店長のもともとのお客さまも一通り顔を見せてくれて忙しさも一段落した感じだった。


「…タキザワ店長のお客さまは本店に移ったんでしょうかね。」


マスダくんがぽそっと言ったのは若干お客さまが少なくなったからで
それは仕方ないよ、ってサクライ店長は言った。


「オレのお客さまも来てくれたんだから。
あとは、、、そうだな、若手が頑張ってくれればね。」


ちらり、と僕を見る目がよっつ。

「な、アイバくん。」
「だって。アイバちゃん♡」


サクライ店長と
ちゃん付けで僕を呼ぶニノミヤ先輩が
…面白がってるときはちゃん付けだし。

同時ににっこり笑った。




「というわけで、今日はちょっと残ってもらおうか。カットとカラーの試行で」
サクライさん、、が僕の肩をたたいた。

「え、あ…はい。わかりました。」

サクライさんがにーっこり。


「あ、オレも時間有りありのありっすよ、店長っ」
「キミはちゃんと帰りなさい。
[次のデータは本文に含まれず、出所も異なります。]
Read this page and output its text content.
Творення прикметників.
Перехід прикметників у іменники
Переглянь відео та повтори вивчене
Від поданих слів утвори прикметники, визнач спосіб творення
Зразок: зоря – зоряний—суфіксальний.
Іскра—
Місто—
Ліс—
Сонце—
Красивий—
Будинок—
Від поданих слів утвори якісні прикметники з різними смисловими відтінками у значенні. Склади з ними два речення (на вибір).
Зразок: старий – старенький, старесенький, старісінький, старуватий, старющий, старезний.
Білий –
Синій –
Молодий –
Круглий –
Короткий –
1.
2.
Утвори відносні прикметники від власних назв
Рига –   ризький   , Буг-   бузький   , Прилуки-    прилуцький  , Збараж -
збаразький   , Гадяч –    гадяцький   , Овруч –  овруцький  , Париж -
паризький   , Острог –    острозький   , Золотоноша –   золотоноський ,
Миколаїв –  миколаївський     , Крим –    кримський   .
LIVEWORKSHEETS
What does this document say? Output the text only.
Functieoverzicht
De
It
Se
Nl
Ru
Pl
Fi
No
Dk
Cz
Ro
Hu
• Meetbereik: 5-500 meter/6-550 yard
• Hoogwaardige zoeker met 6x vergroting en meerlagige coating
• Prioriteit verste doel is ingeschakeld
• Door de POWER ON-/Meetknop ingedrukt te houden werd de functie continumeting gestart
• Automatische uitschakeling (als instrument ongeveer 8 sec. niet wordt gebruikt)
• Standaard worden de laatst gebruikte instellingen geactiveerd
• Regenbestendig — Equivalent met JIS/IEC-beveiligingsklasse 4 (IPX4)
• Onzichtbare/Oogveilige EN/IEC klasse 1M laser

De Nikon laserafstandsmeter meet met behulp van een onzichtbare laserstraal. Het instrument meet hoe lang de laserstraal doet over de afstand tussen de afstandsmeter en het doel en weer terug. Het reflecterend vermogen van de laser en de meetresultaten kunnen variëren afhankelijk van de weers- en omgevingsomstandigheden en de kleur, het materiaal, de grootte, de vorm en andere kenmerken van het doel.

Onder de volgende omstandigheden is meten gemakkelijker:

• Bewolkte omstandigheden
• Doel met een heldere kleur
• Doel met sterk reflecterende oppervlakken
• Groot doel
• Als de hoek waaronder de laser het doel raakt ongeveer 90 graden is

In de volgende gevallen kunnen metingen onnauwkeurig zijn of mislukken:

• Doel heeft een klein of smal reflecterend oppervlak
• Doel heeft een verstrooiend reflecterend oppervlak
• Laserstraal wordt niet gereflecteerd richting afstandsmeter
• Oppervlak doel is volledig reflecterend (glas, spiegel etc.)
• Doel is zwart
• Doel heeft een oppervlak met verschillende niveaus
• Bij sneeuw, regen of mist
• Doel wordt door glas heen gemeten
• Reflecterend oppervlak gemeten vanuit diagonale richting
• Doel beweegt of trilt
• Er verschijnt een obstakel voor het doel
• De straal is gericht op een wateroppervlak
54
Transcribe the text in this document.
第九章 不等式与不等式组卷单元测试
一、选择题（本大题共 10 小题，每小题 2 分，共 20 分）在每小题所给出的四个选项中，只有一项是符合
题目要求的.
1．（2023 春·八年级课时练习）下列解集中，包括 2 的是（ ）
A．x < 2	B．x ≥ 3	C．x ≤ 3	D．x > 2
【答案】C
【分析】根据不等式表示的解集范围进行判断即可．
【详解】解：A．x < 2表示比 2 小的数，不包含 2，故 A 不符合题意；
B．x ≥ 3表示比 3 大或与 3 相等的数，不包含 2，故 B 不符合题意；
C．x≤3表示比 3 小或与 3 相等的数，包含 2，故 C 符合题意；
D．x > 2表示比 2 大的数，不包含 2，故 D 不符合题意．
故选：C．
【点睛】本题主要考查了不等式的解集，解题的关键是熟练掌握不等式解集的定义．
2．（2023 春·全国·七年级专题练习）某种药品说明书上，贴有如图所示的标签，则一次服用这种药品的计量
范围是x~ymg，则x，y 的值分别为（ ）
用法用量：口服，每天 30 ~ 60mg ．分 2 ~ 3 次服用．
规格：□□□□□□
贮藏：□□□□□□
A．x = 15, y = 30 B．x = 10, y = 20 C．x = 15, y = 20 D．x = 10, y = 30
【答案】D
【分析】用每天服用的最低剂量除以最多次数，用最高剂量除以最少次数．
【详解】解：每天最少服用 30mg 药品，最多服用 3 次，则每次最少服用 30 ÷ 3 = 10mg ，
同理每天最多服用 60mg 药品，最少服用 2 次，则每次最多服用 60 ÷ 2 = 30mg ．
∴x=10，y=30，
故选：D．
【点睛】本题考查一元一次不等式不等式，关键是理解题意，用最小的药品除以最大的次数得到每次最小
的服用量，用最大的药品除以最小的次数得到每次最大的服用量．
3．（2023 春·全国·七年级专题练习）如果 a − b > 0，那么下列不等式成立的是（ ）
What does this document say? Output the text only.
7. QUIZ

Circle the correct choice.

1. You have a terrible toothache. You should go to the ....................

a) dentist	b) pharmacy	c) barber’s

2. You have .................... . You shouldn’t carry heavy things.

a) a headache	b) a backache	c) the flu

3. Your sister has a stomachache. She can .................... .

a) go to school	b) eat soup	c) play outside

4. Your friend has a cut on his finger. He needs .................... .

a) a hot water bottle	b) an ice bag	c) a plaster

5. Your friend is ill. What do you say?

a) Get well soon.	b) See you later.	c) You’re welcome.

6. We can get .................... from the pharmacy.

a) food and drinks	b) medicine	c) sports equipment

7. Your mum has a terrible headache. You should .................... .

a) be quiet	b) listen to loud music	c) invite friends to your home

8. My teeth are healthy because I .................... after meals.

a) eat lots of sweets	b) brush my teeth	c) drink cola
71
半人前のマスダくん♡」
「半人前って…ヒドイなぁニノさ、、」



ニノミヤ先輩はマスダくんの頭を軽くぽかってたたいてヘッドロックをかけた。



「ニノミヤ先輩だろ、ったく。なんならオレの自慢のカットで丸坊主にしたろか」
「いやーっ」



振り返りウインクのおまけ付きでニノミヤ先輩が部屋を出た。


仲いいよな、あのふたり。
…ニノミヤ先輩、ありがとうございます。